When I first bought my first linux CD from LSL, they printed the required GPL notice around the edge on the top of the CD. You could probably shorten the notice a bit, too, and get it down to something that could easily be put on a disklabel.

Then, set up an autoresponder at that address that says "here's what a CD of the GPL'ed source costs for us to copy, here's how much we'll charge you for shipping and handling, here's who to contact to actually order the source".

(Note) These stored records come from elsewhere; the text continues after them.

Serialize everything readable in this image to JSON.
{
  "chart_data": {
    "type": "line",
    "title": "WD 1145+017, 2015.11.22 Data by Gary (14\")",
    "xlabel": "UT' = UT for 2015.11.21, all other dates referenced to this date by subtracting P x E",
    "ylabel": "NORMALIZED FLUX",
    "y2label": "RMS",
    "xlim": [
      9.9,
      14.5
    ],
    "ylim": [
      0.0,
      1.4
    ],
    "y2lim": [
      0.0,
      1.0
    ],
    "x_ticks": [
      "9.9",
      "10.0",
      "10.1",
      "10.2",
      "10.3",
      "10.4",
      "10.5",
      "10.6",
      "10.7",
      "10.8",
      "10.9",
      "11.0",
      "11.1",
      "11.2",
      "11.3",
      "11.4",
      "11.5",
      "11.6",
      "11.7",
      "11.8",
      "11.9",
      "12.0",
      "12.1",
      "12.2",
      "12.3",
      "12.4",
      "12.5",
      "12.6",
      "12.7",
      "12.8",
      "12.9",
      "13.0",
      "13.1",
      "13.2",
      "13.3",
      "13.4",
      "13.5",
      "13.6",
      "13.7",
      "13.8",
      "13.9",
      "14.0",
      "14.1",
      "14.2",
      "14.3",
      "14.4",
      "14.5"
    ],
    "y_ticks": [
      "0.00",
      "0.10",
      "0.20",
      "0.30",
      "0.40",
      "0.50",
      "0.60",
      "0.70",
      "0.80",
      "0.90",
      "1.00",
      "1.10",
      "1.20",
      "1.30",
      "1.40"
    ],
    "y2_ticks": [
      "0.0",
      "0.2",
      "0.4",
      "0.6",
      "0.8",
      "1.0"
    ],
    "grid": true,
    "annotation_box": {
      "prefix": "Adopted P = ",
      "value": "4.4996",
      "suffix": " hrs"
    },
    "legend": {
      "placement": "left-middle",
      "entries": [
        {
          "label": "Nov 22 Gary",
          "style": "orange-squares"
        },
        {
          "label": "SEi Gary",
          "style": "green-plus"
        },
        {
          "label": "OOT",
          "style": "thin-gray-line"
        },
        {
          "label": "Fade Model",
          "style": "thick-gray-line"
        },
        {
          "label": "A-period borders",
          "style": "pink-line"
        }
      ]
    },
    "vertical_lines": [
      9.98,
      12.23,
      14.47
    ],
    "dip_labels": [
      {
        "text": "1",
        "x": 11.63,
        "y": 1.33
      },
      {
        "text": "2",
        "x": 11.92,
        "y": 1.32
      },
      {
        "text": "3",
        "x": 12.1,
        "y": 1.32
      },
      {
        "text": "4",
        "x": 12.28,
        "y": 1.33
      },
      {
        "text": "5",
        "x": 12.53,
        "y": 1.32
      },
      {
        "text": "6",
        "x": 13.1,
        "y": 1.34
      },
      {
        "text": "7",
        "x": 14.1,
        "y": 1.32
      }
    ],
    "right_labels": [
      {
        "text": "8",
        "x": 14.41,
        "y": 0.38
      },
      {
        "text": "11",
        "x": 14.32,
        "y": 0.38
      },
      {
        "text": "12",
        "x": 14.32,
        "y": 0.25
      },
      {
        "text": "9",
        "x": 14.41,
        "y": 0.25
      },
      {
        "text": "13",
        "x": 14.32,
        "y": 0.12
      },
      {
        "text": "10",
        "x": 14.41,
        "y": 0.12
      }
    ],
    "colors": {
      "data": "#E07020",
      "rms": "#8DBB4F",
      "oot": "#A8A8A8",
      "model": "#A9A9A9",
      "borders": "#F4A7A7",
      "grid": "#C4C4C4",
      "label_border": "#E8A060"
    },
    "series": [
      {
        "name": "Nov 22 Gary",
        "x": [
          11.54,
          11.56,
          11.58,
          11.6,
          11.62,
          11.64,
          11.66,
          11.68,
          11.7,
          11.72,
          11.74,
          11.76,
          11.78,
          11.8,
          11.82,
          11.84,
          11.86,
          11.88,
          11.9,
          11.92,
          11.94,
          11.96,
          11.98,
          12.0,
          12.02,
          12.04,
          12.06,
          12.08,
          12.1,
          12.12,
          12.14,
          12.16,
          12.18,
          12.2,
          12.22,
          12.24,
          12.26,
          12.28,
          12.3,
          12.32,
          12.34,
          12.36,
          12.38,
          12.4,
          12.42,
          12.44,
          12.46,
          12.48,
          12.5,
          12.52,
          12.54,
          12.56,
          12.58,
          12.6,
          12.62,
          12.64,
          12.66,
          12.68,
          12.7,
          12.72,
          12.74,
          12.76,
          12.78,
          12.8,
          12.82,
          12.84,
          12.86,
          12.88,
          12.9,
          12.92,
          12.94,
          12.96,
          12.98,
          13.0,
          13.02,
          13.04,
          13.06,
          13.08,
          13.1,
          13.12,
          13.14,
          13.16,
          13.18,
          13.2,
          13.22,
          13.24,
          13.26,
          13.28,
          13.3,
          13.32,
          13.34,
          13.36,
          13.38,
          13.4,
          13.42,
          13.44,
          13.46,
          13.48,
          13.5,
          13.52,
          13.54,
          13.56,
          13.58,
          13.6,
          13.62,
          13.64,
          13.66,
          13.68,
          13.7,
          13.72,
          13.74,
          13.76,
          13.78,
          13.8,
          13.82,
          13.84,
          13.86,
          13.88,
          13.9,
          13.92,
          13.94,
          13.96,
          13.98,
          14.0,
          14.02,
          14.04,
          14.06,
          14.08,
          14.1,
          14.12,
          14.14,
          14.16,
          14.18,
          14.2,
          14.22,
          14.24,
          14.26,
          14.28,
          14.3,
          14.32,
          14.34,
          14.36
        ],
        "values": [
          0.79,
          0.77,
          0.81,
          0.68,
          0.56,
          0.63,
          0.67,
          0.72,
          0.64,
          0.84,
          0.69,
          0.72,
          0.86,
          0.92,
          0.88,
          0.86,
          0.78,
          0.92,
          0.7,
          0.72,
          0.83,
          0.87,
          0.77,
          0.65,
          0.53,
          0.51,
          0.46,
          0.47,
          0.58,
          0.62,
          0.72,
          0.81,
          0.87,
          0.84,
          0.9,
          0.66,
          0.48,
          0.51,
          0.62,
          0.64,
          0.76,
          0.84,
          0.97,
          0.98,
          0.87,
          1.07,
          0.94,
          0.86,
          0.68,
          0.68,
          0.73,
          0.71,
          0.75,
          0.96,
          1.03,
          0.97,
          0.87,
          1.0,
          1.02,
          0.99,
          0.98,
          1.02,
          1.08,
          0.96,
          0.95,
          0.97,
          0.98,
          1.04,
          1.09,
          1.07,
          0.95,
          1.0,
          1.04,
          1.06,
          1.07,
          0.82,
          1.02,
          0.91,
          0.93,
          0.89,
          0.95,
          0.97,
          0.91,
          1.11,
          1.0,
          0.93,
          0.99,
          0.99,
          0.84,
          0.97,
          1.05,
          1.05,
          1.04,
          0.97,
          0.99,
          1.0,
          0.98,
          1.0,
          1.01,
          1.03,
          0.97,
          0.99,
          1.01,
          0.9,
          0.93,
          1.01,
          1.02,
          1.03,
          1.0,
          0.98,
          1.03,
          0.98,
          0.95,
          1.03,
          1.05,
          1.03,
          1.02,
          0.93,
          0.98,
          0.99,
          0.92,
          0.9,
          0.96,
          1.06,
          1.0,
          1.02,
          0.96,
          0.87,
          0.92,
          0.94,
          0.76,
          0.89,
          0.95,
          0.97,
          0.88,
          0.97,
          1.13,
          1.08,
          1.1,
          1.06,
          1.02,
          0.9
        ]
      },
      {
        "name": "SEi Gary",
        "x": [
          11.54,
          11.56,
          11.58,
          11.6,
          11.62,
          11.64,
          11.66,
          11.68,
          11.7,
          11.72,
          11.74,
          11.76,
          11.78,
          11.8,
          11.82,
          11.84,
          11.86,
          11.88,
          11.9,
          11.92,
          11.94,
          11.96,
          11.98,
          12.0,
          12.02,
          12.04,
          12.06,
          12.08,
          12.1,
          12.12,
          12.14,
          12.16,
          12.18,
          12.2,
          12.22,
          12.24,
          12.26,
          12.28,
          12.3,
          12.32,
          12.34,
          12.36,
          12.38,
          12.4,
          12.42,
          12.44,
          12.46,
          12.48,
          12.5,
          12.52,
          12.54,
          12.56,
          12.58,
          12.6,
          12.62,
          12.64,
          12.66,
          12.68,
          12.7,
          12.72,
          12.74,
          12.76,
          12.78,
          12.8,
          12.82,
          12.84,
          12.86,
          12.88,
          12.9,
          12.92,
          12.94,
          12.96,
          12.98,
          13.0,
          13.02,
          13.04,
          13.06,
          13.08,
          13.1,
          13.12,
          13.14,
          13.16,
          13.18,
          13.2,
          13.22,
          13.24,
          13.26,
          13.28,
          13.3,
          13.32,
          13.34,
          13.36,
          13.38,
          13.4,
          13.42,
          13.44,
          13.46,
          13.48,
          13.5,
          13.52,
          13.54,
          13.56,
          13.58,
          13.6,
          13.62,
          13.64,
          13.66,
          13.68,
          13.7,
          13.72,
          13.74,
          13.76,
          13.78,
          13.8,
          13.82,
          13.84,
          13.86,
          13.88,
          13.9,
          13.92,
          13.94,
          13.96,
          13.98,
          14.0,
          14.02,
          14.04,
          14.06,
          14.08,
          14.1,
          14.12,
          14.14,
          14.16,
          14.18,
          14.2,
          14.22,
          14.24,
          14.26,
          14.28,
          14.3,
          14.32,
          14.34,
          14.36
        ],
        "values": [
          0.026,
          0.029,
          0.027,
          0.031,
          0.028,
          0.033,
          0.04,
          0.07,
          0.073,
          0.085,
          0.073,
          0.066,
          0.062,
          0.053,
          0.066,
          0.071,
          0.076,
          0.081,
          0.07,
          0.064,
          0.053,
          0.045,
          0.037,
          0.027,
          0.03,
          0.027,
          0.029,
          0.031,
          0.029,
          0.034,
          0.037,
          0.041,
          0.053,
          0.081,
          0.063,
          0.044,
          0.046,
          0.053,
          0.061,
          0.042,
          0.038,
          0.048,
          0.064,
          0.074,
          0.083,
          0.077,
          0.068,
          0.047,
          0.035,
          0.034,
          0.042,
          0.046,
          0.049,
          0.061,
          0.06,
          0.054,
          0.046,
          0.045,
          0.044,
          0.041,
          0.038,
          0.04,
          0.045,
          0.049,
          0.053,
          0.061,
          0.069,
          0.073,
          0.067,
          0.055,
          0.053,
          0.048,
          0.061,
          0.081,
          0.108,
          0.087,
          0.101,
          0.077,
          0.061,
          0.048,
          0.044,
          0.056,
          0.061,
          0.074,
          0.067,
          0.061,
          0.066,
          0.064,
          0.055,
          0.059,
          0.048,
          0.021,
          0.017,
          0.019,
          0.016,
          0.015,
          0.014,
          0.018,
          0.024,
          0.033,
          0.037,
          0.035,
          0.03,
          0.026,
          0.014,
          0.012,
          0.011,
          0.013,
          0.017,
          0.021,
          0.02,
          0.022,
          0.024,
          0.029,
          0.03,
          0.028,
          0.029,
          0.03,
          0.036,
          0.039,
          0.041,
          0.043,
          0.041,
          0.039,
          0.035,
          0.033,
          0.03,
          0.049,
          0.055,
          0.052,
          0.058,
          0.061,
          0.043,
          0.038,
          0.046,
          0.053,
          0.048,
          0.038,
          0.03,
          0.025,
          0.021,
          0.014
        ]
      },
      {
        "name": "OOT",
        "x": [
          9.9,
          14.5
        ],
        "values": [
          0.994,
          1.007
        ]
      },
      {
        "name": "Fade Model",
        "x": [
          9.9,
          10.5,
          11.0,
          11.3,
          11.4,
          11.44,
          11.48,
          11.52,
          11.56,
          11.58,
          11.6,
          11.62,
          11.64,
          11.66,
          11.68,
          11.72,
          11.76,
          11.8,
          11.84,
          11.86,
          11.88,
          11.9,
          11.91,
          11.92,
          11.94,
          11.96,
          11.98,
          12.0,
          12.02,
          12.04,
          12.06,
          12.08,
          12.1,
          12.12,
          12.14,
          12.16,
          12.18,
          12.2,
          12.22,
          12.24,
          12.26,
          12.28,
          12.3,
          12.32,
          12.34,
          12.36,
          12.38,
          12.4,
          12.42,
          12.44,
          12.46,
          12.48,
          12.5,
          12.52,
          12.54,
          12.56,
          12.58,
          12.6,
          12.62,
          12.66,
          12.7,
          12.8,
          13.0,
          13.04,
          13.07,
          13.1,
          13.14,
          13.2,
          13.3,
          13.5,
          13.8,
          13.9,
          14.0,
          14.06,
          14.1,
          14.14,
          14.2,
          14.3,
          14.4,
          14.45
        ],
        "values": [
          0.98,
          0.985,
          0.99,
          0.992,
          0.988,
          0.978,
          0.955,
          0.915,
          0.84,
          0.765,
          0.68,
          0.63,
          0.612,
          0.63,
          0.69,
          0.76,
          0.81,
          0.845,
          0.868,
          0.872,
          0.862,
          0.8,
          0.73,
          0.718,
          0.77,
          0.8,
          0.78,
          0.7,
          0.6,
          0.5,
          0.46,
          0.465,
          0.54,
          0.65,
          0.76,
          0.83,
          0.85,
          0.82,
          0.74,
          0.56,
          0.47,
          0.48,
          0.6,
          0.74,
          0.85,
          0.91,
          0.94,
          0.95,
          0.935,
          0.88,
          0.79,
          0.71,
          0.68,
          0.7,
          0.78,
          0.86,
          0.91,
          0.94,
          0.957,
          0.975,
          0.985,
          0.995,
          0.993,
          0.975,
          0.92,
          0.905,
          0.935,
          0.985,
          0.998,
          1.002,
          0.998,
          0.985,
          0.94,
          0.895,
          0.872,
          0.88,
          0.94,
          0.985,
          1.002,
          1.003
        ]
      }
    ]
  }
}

Then, I'd prepare .iso's of the GPLed source that went into each release of the product - you do have everything under version control, right? - and stick them somewhere in permanent storage. You don't have to go nuts here, making sure that the iso is nicely structured or anything. Just put the source to the GPL'd parts in whatever format you already have it on the CD. No one says that you have to carefully think through UI considerations in your GPL section 3b compliance.

If it's part of the regular process for releasing a version of the product, (and archiving all the source somewhere permanent should be part of that regular process anyway) we're not talking about much additional overhead at all.